PLoS Comput Biol. 2017 Jul 24;13(7):e1005647. doi: 10.1371/journal.pcbi.1005647. eCollection 2017 Jul.
Genome-wide proximity ligation based assays such as Hi-C have revealed that eukaryotic genomes are organized into structural units called topologically associating domains (TADs). From a visual examination of the chromosomal contact map, however, it is clear that the organization of the domains is not simple or obvious. Instead, TADs exhibit various length scales and, in many cases, a nested arrangement. Here, by exploiting the resemblance between TADs in a chromosomal contact map and densely connected modules in a network, we formulate TAD identification as a network optimization problem and propose an algorithm, MrTADFinder, to identify TADs from intra-chromosomal contact maps. MrTADFinder is based on the network-science concept of modularity. A key component of it is deriving an appropriate background model for contacts in a random chain, by numerically solving a set of matrix equations. The background model preserves the observed coverage of each genomic bin as well as the distance dependence of the contact frequency for any pair of bins exhibited by the empirical map. Also, by introducing a tunable resolution parameter, MrTADFinder provides a self-consistent approach for identifying TADs at different length scales, hence the acronym "Mr" standing for Multiple Resolutions. We then apply MrTADFinder to various Hi-C datasets. The identified domain boundaries are marked by characteristic signatures in chromatin marks and transcription factors (TF) that are consistent with earlier work.
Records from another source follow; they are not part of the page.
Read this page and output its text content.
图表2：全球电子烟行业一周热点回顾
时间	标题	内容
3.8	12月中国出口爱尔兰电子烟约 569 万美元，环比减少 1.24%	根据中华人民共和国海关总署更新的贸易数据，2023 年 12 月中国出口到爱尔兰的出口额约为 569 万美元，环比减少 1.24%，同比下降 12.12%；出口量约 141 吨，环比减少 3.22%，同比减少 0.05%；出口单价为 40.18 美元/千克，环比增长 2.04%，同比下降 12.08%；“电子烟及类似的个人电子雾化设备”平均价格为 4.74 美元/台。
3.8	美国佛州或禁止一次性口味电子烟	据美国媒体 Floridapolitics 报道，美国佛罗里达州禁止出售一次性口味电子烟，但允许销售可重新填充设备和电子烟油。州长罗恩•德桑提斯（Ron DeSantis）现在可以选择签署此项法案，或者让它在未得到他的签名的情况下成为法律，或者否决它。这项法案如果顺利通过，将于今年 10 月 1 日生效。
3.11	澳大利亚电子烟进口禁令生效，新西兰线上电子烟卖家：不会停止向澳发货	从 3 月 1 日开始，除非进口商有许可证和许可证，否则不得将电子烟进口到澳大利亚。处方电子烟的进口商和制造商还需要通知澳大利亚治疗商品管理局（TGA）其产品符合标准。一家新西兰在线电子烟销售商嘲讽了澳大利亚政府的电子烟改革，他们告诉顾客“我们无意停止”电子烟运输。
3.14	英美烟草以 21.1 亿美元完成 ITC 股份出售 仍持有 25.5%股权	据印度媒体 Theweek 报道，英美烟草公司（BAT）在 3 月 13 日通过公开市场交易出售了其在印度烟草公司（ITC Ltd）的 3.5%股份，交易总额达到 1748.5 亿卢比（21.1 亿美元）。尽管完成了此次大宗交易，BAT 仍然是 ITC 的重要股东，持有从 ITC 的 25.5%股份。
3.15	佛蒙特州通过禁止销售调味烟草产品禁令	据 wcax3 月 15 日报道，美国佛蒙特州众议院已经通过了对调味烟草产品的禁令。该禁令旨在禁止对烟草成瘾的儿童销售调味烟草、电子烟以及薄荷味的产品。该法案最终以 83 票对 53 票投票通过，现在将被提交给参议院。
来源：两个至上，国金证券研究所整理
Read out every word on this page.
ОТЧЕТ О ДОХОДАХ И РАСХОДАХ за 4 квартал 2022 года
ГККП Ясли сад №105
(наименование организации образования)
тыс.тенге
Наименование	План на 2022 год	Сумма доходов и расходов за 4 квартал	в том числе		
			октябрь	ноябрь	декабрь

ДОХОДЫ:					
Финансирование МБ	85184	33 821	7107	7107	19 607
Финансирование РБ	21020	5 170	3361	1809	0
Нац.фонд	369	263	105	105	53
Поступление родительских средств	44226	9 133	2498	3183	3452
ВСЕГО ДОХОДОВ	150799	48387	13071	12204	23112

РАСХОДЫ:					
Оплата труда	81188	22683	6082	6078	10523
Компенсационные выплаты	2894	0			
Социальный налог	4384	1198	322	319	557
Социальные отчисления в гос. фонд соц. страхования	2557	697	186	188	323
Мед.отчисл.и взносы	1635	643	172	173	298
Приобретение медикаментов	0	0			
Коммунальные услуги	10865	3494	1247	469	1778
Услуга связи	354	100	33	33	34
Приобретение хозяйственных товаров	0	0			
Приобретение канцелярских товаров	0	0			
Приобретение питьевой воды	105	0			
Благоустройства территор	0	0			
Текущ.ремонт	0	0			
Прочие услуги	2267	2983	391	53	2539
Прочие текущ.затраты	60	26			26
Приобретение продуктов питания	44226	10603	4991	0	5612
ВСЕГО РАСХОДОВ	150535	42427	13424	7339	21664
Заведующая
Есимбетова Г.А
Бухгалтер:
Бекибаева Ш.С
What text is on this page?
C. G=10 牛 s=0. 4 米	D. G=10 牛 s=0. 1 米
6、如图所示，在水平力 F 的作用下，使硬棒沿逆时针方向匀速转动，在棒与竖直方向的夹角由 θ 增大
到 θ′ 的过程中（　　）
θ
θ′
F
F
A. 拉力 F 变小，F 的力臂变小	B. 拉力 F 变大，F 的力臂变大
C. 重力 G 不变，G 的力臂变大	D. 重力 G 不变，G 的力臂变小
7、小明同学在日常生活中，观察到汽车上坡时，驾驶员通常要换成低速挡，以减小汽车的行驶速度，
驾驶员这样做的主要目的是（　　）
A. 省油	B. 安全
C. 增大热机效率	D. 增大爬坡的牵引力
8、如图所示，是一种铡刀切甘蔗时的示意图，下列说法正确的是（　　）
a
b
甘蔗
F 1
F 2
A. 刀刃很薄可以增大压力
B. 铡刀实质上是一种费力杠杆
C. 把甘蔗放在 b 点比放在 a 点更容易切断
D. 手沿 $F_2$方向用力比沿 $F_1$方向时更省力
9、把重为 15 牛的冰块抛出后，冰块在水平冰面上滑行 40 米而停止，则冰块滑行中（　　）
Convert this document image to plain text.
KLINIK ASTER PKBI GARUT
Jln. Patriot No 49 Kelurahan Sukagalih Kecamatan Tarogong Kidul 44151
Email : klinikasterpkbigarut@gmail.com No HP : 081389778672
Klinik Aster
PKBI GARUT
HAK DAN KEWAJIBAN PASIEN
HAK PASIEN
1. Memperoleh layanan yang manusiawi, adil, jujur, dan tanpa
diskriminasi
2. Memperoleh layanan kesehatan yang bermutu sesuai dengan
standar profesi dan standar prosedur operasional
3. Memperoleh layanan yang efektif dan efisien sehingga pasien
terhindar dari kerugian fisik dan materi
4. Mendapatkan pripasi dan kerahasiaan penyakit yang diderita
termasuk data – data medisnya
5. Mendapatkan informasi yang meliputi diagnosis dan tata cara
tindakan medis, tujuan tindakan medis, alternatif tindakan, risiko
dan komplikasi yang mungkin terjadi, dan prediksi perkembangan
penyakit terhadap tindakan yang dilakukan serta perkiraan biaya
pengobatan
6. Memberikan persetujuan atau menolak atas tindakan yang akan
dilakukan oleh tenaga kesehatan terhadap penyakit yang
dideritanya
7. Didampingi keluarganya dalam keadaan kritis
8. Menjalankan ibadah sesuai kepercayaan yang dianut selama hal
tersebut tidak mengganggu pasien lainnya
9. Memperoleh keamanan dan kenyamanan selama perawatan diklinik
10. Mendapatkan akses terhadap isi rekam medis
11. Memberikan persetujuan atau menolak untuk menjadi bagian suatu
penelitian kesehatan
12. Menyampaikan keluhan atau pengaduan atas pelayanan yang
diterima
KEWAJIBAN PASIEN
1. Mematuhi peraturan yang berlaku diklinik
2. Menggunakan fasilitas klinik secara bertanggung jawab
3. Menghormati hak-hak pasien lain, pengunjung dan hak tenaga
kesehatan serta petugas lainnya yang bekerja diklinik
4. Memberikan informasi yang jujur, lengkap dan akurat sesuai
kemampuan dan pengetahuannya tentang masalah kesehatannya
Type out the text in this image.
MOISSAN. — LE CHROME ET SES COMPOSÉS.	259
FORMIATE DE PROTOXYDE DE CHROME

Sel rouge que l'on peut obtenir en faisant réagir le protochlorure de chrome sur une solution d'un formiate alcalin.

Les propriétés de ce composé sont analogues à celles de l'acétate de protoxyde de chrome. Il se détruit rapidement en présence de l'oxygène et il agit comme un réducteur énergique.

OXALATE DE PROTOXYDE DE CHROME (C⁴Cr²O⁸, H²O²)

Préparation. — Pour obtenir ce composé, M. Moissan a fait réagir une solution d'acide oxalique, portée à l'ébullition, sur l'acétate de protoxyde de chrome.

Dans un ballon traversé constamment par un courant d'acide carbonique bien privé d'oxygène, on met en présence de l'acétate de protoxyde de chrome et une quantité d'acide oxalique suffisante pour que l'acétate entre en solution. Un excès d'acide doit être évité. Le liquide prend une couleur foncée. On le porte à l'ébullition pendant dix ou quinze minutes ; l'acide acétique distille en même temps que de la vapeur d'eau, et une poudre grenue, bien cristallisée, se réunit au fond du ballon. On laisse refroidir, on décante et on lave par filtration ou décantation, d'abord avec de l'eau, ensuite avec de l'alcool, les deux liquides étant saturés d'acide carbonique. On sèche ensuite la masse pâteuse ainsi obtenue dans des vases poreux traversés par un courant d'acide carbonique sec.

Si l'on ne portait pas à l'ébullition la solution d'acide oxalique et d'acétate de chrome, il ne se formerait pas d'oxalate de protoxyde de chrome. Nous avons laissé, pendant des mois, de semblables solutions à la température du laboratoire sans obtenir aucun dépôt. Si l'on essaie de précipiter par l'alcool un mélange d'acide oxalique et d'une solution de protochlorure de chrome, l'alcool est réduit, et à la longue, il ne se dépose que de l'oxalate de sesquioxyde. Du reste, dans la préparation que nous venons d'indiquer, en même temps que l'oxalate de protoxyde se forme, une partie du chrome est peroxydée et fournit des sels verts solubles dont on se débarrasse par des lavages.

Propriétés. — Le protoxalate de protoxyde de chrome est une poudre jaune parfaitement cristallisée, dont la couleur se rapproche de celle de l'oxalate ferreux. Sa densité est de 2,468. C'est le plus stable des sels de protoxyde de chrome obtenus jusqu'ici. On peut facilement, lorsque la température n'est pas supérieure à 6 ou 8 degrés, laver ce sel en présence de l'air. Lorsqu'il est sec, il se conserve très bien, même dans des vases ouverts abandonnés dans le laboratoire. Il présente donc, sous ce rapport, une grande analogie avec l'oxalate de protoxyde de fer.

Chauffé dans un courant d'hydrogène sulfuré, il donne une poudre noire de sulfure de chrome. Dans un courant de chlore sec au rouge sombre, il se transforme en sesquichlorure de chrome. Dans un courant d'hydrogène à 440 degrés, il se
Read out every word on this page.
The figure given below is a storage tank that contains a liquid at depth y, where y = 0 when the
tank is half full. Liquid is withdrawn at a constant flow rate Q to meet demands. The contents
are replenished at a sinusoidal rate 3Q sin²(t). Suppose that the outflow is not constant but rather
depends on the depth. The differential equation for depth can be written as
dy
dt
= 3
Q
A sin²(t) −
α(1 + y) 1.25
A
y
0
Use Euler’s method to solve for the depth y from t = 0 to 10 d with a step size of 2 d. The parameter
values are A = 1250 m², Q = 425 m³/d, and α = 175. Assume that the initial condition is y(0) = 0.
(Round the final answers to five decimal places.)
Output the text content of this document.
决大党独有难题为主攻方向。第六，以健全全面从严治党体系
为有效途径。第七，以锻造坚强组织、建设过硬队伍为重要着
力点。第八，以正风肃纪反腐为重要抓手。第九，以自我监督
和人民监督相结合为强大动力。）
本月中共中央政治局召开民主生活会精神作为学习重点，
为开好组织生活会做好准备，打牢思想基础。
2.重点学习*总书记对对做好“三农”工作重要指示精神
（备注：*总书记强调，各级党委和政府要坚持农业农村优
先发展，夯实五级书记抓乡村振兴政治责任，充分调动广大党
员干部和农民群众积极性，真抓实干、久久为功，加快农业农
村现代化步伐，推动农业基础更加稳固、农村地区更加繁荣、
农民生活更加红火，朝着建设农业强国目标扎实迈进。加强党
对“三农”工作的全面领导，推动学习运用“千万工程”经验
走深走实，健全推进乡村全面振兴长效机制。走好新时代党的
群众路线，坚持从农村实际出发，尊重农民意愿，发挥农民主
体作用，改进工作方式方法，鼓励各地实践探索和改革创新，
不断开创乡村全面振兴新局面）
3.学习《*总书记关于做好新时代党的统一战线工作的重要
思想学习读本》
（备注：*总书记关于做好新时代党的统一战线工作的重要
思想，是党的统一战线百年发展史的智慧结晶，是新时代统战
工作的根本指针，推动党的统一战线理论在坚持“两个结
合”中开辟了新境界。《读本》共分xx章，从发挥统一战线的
Moreover, by calling TADs at different length scales, we observe that boundary signatures change with resolution, with different chromatin features having different characteristic length scales. Furthermore, we report an enrichment of HOT (high-occupancy target) regions near TAD boundaries and investigate the role of different TFs in determining boundaries at various resolutions. To further explore the interplay between TADs and epigenetic marks, as tumor mutational burden is known to be coupled to chromatin structure, we examine how somatic mutations are distributed across boundaries and find a clear stepwise pattern. Overall, MrTADFinder provides a novel computational framework to explore the multi-scale structures in Hi-C contact maps.
基于全基因组邻近连接的分析方法,如Hi-C,已经揭示真核生物基因组被组织成称为拓扑相关结构域(TADs)的结构单元。然而,从染色体接触图谱的视觉检查来看,很明显这些结构域的组织并不简单或明显。相反,TADs表现出各种长度尺度,并且在许多情况下是嵌套排列的。在这里,通过利用染色体接触图谱中的TADs与网络中紧密连接的模块之间的相似性,我们将TAD识别表述为一个网络优化问题,并提出一种算法MrTADFinder,用于从染色体内接触图谱中识别TADs。MrTADFinder基于模块化的网络科学概念。它的一个关键组成部分是通过数值求解一组矩阵方程,为随机链中的接触推导一个合适的背景模型。该背景模型保留了每个基因组区间的观察覆盖范围以及经验图谱中任意一对区间接触频率的距离依赖性。此外,通过引入一个可调分辨率参数,MrTADFinder提供了一种自洽的方法来识别不同长度尺度的TADs,因此首字母缩写“Mr”代表多分辨率。然后我们将MrTADFinder应用于各种Hi-C数据集。识别出的结构域边界由染色质标记和转录因子(TF)中的特征信号标记,这与早期工作一致。此外,通过在不同长度尺度上调用TADs,我们观察到边界信号随分辨率变化,不同的染色质特征具有不同的特征长度尺度。此外,我们报告了TAD边界附近高占用靶点(HOT)区域的富集,并研究了不同TF在确定不同分辨率下边界的作用。为了进一步探索TADs与表观遗传标记之间的相互作用,由于已知肿瘤突变负担与染色质结构相关,我们研究了体细胞突变如何分布在边界上,并发现了一种明显的阶梯模式。总体而言,MrTADFinder提供了一个新颖的计算框架来探索Hi-C接触图谱中的多尺度结构。